What are dyed fish and why don't you sell them?
If you're a beginner, visiting an aquarium shop can be like a trip to Willie Wonka's chocolate factory; everywhere you look there are fish of every shape and colour and some of these are unbelievably bright, with all manner of fluorescent hues. Oddly, in a hobby that's not without controversy and misconception over all manner of things, these are the result of artificial pigments. Many things have changed in the last few decades of the aquarium industry but sadly one thing has not: there are still people who take advantage of the fact that customers want the brightest fish in the shop and won't always know the nature of these specimens.
Typically, dyed fish receive their unnatural colours in a couple of ways - either through injection or immersion. Generations of fish keepers have seen colour injected Glass fish, where one or two fluorescent pigments are injected into the flesh of these transparent fishes and a shared needle means that viral infections such as Lymphocystis are rife in such batches. Given time and good care, these specimens can survive this abuse and fade back to a more natural shade but it is extremely stressful and debilitating. With an increasingly large range of albino versions of cheap, hardy tropicals to choose from, more of them started to fall under the needle and tetras, Corydoras catfish, gouramis and even cichlids started to appear. The rise of the 'bloody parrot' saw the start of tattooed fishes appearing and stripes, spots and even simple messages were seen.
Immersion in dye is a less invasive technique but is still massively stressful for the unlucky fish or even amphibians facing the ordeal.
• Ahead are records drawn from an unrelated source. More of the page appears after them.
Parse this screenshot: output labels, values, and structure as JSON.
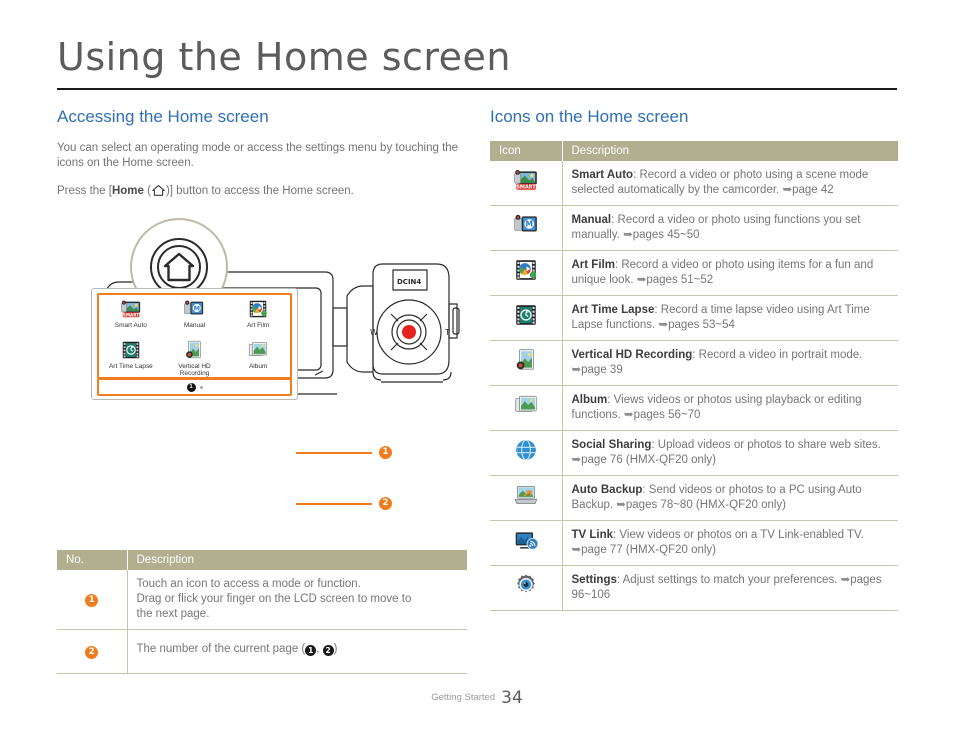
{
  "page_title": "Using the Home screen",
  "left": {
    "heading": "Accessing the Home screen",
    "intro": "You can select an operating mode or access the settings menu by touching the icons on the Home screen.",
    "press_pre": "Press the [",
    "press_home": "Home",
    "press_open": " (",
    "press_close": ")] button to access the Home screen.",
    "mockup": {
      "icons": [
        {
          "name": "Smart Auto",
          "icon": "smart-auto-icon"
        },
        {
          "name": "Manual",
          "icon": "manual-icon"
        },
        {
          "name": "Art Film",
          "icon": "art-film-icon"
        },
        {
          "name": "Art Time Lapse",
          "icon": "art-time-lapse-icon"
        },
        {
          "name": "Vertical HD Recording",
          "icon": "vertical-hd-icon"
        },
        {
          "name": "Album",
          "icon": "album-icon"
        }
      ],
      "page_indicator_active": "1",
      "callout_1": "1",
      "callout_2": "2"
    },
    "table": {
      "headers": [
        "No.",
        "Description"
      ],
      "rows": [
        {
          "no": "1",
          "desc_line1": "Touch an icon to access a mode or function.",
          "desc_line2": "Drag or flick your finger on the LCD screen to move to",
          "desc_line3": "the next page."
        },
        {
          "no": "2",
          "desc_pre": "The number of the current page (",
          "desc_b1": "1",
          "desc_mid": ", ",
          "desc_b2": "2",
          "desc_post": ")"
        }
      ]
    }
  },
  "right": {
    "heading": "Icons on the Home screen",
    "table": {
      "headers": [
        "Icon",
        "Description"
      ],
      "rows": [
        {
          "icon": "smart-auto-icon",
          "title": "Smart Auto",
          "desc": ": Record a video or photo using a scene mode selected automatically by the camcorder. ",
          "ref": "page 42"
        },
        {
          "icon": "manual-icon",
          "title": "Manual",
          "desc": ": Record a video or photo using functions you set manually. ",
          "ref": "pages 45~50"
        },
        {
          "icon": "art-film-icon",
          "title": "Art Film",
          "desc": ": Record a video or photo using items for a fun and unique look. ",
          "ref": "pages 51~52"
        },
        {
          "icon": "art-time-lapse-icon",
          "title": "Art Time Lapse",
          "desc": ": Record a time lapse video using Art Time Lapse functions. ",
          "ref": "pages 53~54"
        },
        {
          "icon": "vertical-hd-icon",
          "title": "Vertical HD Recording",
          "desc": ": Record a video in portrait mode. ",
          "ref": "page 39"
        },
        {
          "icon": "album-icon",
          "title": "Album",
          "desc": ": Views videos or photos using playback or editing functions. ",
          "ref": "pages 56~70"
        },
        {
          "icon": "social-sharing-icon",
          "title": "Social Sharing",
          "desc": ": Upload videos or photos to share web sites. ",
          "ref": "page 76 (HMX-QF20 only)"
        },
        {
          "icon": "auto-backup-icon",
          "title": "Auto Backup",
          "desc": ": Send videos or photos to a PC using Auto Backup. ",
          "ref": "pages 78~80 (HMX-QF20 only)"
        },
        {
          "icon": "tv-link-icon",
          "title": "TV Link",
          "desc": ": View videos or photos on a TV Link-enabled TV. ",
          "ref": "page 77 (HMX-QF20 only)"
        },
        {
          "icon": "settings-icon",
          "title": "Settings",
          "desc": ": Adjust settings to match your preferences. ",
          "ref": "pages 96~106"
        }
      ]
    }
  },
  "illustration": {
    "dcin_label": "DCIN4",
    "zoom_wide": "W",
    "zoom_tele": "T"
  },
  "footer": {
    "section": "Getting Started",
    "page_number": "34"
  },
  "colors": {
    "heading_blue": "#2f6fb5",
    "table_header": "#b2ae90",
    "accent_orange": "#ef7c1e",
    "body_text": "#747474",
    "rule": "#c9c5ab"
  }
}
The poor old parrot fish once again falls prey to this treatment more often than most, as do more surprising victims such as Axolotls and Albino Clawed Frogs. With a lower risk of secondary infection, animals are more likely to survive and fade but it's still a terrible way to treat a sensitive, live creature. As the process involves harsh chemicals, it remains damaging and compromises the animal's welfare.
Maidenhead Aquatics decided decades ago that this practice went against what we believe is the very core of our ethos - putting the welfare of our livestock firmly at the top of our priorities. We've informed our suppliers that we don't want these fishes in our stores and we actively encourage hobbyists to vote with their wallets and shun any shop that sells them. Like some of the "Tankbusters" we go out of our way to avoid, we do still see the occasional specimen arrive as a rescue or accidental delivery, but we try to handle these as sensitively and responsibly as we can, in most cases using them as a cautionary example to staff and customers alike.
Of course, it's no use avoiding a shop without telling them why and there are actually a couple of naturally bright fish that really do look as though they've been artificially coloured. If you have any doubts or concerns, speak to the staff on the shop floor. At first glance, both Redline torpedo barbs (Sahyadria denisonii) and Laser Corydoras have the sort of well-defined vivid colouration that looks like it was put there using a needle. All the more surprising then, that people would seek to make artificially colourful fish when nature has already given us thousands to choose from. Remember - if people stop buying them and they're seen as bad for business, importations should cease and thousands of fishes will benefit.